Amazon has raised the scale from its cashierless convenience stores.

For the last two years, Amazon has been experimenting with physical storefronts. Their signature brand was Amazon Go, a chain of convenience stores that featured no cashiers or checkout lines. Customers would simply grab what they want while a camera keeps track of what they take, and when they leave the store, the total value of their purchase is debited from an app. After successfully running 26 Go storefronts around the United States, Amazon has decided it’s time for the next step up: a grocery store.

Credit: Amazon

Today, Amazon opened the first Amazon Go Grocery storefront in Seattle, Washington. The property measures in at 10,400-square-feet, and features 5,000 different products available for purchase. In addition to the same kind of small snacks and drinks that the Go convenience stores carry, the Go Grocery features fresh, organic produce, individually wrapped meat and fish shipped in regularly, and alcoholic beverages, among a variety of other daily necessities. As with the convenience stores, there are no cashiers or checkout lines. Aside from the stocking staff, the only human employees in the store are ID checkers for alcohol purchases. The store also does not accept cash for purchases; customers must have the associated Amazon Go app on their phone, which acts as a wallet that the store draws from when the customer leaves.

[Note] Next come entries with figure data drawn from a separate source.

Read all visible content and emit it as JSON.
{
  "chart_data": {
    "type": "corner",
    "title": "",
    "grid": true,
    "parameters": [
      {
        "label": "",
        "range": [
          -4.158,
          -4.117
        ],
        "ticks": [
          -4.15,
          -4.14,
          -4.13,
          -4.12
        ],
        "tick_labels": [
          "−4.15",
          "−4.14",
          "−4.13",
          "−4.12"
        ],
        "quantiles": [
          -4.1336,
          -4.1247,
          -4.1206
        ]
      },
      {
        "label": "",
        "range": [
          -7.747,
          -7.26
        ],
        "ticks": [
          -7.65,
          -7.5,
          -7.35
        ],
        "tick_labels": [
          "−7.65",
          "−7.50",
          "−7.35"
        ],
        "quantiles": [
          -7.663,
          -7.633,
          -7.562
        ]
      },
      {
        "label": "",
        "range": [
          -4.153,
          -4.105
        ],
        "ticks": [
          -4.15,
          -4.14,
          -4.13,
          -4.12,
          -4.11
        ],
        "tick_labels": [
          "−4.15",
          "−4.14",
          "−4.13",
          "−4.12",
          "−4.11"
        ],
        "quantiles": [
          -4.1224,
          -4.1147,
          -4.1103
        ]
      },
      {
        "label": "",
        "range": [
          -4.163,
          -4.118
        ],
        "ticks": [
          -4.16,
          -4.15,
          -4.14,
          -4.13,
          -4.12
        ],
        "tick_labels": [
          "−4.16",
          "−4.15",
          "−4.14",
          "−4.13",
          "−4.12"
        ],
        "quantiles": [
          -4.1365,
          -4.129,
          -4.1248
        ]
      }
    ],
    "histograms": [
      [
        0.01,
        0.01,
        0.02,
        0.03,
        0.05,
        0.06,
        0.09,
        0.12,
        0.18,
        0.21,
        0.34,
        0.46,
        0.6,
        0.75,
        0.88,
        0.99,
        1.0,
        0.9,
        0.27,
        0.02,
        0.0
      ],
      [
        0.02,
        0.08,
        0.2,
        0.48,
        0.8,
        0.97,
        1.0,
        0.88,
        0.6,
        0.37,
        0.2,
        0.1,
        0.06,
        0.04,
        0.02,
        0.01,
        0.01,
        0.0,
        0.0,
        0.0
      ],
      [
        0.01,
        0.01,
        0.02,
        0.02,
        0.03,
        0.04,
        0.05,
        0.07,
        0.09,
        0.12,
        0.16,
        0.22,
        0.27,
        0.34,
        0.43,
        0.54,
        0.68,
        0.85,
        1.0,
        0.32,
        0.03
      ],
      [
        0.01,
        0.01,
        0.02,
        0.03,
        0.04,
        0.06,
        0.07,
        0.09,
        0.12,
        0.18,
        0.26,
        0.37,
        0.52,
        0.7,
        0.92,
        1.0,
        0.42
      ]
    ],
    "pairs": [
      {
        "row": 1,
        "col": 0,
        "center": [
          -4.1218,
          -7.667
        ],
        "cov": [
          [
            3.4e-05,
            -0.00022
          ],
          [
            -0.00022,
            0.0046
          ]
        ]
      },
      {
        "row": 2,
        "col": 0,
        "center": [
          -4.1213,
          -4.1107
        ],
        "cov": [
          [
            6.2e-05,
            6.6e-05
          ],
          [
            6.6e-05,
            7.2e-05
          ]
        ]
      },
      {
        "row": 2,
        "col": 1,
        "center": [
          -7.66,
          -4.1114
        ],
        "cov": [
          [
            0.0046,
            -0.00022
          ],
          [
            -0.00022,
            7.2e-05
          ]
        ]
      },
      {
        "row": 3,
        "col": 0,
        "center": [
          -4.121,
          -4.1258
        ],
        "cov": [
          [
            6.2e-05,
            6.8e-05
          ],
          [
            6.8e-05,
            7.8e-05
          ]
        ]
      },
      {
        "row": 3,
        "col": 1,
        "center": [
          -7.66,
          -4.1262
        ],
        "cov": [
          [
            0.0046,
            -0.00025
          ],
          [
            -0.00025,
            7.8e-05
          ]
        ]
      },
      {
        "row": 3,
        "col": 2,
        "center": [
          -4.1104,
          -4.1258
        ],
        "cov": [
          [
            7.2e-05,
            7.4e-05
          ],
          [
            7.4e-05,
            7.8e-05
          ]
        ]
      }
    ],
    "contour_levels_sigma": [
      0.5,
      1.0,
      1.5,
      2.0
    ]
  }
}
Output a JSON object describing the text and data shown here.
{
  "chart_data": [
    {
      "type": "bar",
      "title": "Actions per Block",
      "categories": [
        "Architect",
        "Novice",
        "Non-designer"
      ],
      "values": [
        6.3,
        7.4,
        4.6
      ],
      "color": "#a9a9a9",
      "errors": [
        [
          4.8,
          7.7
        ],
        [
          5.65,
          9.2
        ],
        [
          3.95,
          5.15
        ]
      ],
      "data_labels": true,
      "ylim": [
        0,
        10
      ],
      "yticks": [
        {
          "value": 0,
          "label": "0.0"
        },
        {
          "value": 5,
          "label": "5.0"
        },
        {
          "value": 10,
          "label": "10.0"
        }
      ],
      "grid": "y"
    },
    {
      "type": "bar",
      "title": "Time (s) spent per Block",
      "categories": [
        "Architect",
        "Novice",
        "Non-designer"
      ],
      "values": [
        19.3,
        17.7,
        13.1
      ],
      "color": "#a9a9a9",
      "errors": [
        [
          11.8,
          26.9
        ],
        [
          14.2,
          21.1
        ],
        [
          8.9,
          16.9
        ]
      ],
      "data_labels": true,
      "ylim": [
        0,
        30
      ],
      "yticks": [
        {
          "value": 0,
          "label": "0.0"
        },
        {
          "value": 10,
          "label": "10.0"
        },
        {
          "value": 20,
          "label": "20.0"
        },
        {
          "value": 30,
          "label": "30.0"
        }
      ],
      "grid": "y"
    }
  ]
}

Credit: Jason Redmond/Reuters

In addition to an interesting novelty for Seattle natives, the Go Grocery has been a chance for Amazon to flex their technological muscle to investors. Designing the store’s various systems, such as scale-based pricing for loose produce, was quite an undertaking for the company, but one they met and conquered. Amazon Go’ vice president Dilip Kumar is quite optimistic about the growth of the brand, telling the Wall Street Journal that “There’s no real upper bound. It could be five times as big, it could be 10 times as big.”

Kumar hasn’t revealed when and where another Go Grocery will open, but he did divulge that at least 3,000 more Go convenience stores are still in the works for the next couple of years.